»Moon Wood« (aka »lunar cycle wood«) is the name for the wood of trees, which are felled during a specific time of the lunar cycle, and are therefore attributed with better traits, with regard to quality, stability, durability, and resistance against pest etc. Just like with many other moon related traditions, there is currently very little proof of the actual influence of the Moon. Still, many people have faith in this special effect and are prepared to pay up to 30% more for moon wood. The use is popular from buildings through to musical instruments.
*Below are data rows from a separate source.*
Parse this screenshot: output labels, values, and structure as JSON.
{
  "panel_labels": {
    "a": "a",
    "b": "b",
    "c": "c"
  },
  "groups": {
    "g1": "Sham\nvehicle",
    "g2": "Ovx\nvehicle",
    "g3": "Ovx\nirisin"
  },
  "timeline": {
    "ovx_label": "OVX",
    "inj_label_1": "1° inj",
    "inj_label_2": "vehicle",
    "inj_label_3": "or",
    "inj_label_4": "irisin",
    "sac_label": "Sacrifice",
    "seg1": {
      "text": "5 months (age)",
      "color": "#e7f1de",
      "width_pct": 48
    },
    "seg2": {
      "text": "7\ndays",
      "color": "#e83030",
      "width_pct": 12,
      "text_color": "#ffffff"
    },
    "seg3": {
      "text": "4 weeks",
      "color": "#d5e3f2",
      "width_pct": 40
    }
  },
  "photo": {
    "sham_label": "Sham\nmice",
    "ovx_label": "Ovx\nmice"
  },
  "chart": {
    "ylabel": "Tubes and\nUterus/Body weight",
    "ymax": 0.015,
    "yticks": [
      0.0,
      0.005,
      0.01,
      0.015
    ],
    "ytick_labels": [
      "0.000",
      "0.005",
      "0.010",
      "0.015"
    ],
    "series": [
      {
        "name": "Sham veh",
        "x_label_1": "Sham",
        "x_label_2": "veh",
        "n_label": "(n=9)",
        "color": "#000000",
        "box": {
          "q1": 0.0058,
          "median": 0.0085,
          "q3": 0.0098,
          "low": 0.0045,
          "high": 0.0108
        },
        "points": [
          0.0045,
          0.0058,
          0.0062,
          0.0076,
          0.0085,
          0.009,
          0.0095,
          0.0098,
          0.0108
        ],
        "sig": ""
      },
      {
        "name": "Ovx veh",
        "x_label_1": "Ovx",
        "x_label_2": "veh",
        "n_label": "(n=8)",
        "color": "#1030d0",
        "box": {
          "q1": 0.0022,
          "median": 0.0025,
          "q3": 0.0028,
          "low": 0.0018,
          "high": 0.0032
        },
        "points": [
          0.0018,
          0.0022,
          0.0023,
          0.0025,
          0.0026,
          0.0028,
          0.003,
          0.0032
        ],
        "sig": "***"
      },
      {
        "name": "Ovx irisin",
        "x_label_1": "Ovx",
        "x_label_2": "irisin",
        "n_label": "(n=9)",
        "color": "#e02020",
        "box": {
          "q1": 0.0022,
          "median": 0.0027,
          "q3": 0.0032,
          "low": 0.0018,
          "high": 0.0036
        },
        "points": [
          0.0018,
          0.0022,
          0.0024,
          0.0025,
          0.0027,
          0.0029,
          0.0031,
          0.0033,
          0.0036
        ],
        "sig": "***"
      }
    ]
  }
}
Japan has a custom, which is called “Tsukimi” or also “Otsukimi” that literally means “moon-viewing” (tsuki = jap. Moon). This tradition dates back to the Heian period (794–1192) where Japanese culture and the arts were refined to a high degree. At that time, elements of the Chinese “Mid-Autumn Moon Festival” were introduced in Japan, and festivals and rituals were held in the eighth sun month (which corresponds to September in our current calendar).
As already mentioned before, the Moon assumes a special status in Asia as well. There are a few important festivals, which are closely connected to the Moon, like for example the Moon Festival and the Lantern Festival in China, or many celebrations in Buddhism and Hinduism.
In Malaysia, in South East Asia, there is a traditional kite called »wau bulan«, whereas »wau« stands for kite and »bulan« for the Moon. The kite got its name because of its moon crescent-shaped lower part. When you fly this kite, it supposed to remind of the rising Moon.